Hey is that "raymond" your boyfriend?

Okay so I know this is going to hurt. It may feel like a punch in the gut and you may become depressed or whatever. But yes Raymond is my boyfriend. He asked me out last night.

What!?

What do you mean what?

You know how many times he hurt tamara feelings!? I thought just nevermind. I trusted you. Bye

Umm.... Who is tamara? And I'm sorry. That's why I was going to tell you and let you down easy. That's why I didn't lead you on. That's why I was truthful amd not mean by it.... I'm sorry that you feel that I broke your trust... and this will probably be awkward in class now but if you want... bye

His ex that he has dated several times and I really wanted you bad I thought you would actually wait but I was wrong

Oh... didn't know that about him.... I understand you are mad and hurt and maybe depressed. But I had eyes for Trey since before thanksgiving.... He had the courage to talk to me... I didn't know if you actually liked me or anything because you wouldnt talk. But...I guess you were wrong. I'm sorry

Don't apologize I thought you were different.

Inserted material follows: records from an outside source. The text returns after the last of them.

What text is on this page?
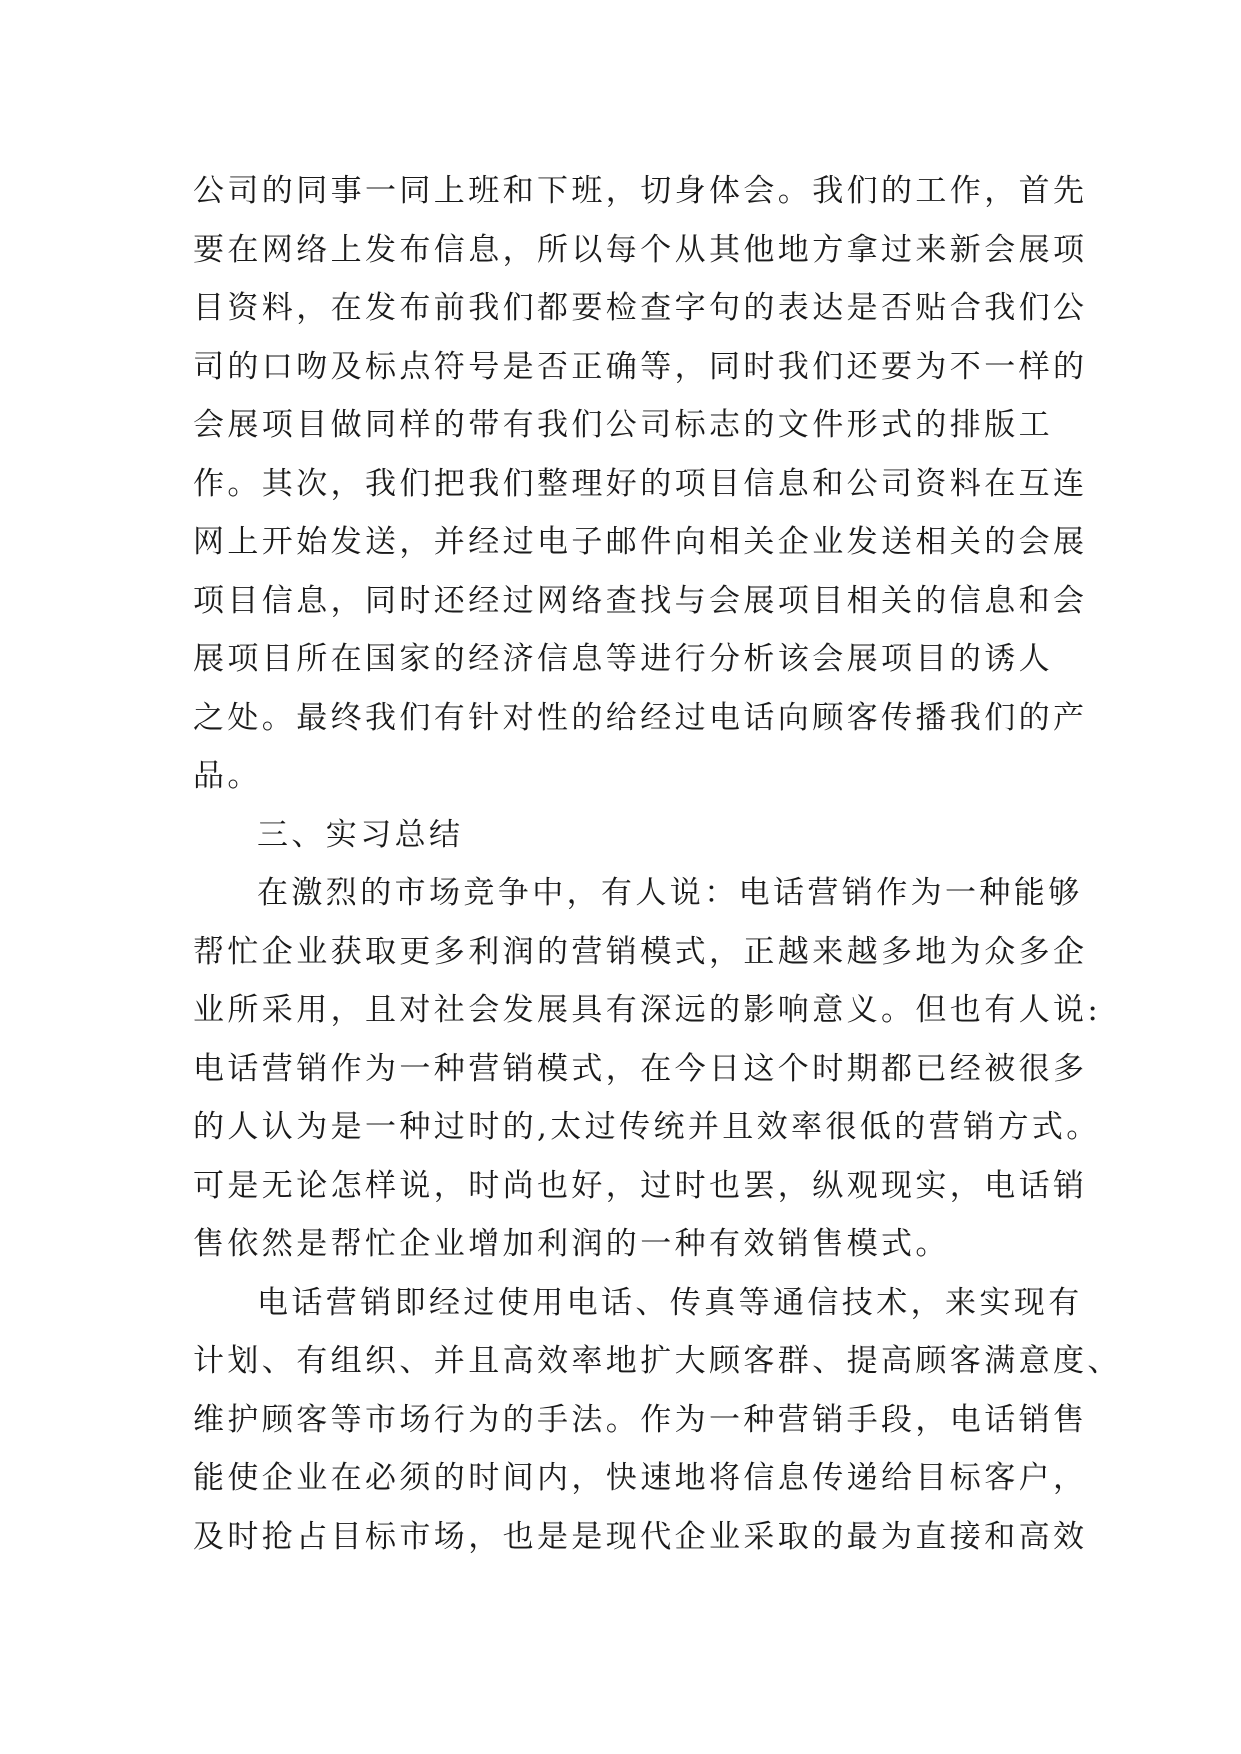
公司的同事一同上班和下班，切身体会。我们的工作，首先
要在网络上发布信息，所以每个从其他地方拿过来新会展项
目资料，在发布前我们都要检查字句的表达是否贴合我们公
司的口吻及标点符号是否正确等，同时我们还要为不一样的
会展项目做同样的带有我们公司标志的文件形式的排版工
作。其次，我们把我们整理好的项目信息和公司资料在互连
网上开始发送，并经过电子邮件向相关企业发送相关的会展
项目信息，同时还经过网络查找与会展项目相关的信息和会
展项目所在国家的经济信息等进行分析该会展项目的诱人
之处。最终我们有针对性的给经过电话向顾客传播我们的产
品。
三、实习总结
在激烈的市场竞争中，有人说：电话营销作为一种能够
帮忙企业获取更多利润的营销模式，正越来越多地为众多企
业所采用，且对社会发展具有深远的影响意义。但也有人说:
电话营销作为一种营销模式，在今日这个时期都已经被很多
的人认为是一种过时的,太过传统并且效率很低的营销方式。
可是无论怎样说，时尚也好，过时也罢，纵观现实，电话销
售依然是帮忙企业增加利润的一种有效销售模式。
电话营销即经过使用电话、传真等通信技术，来实现有
计划、有组织、并且高效率地扩大顾客群、提高顾客满意度、
维护顾客等市场行为的手法。作为一种营销手段，电话销售
能使企业在必须的时间内，快速地将信息传递给目标客户，
及时抢占目标市场，也是是现代企业采取的最为直接和高效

Im sorry i guess I'm normal then.

I was mad. I was hurt. There was a pain in my chest I can't describe. It was burning and tightening and painful. I was devastated yet upset that he felt that way. I took a moment to breathe and then we made up. He apologized and then congratulated me and raymond. By the end of the day I was so worn out for going through so many emotions today. It was so long.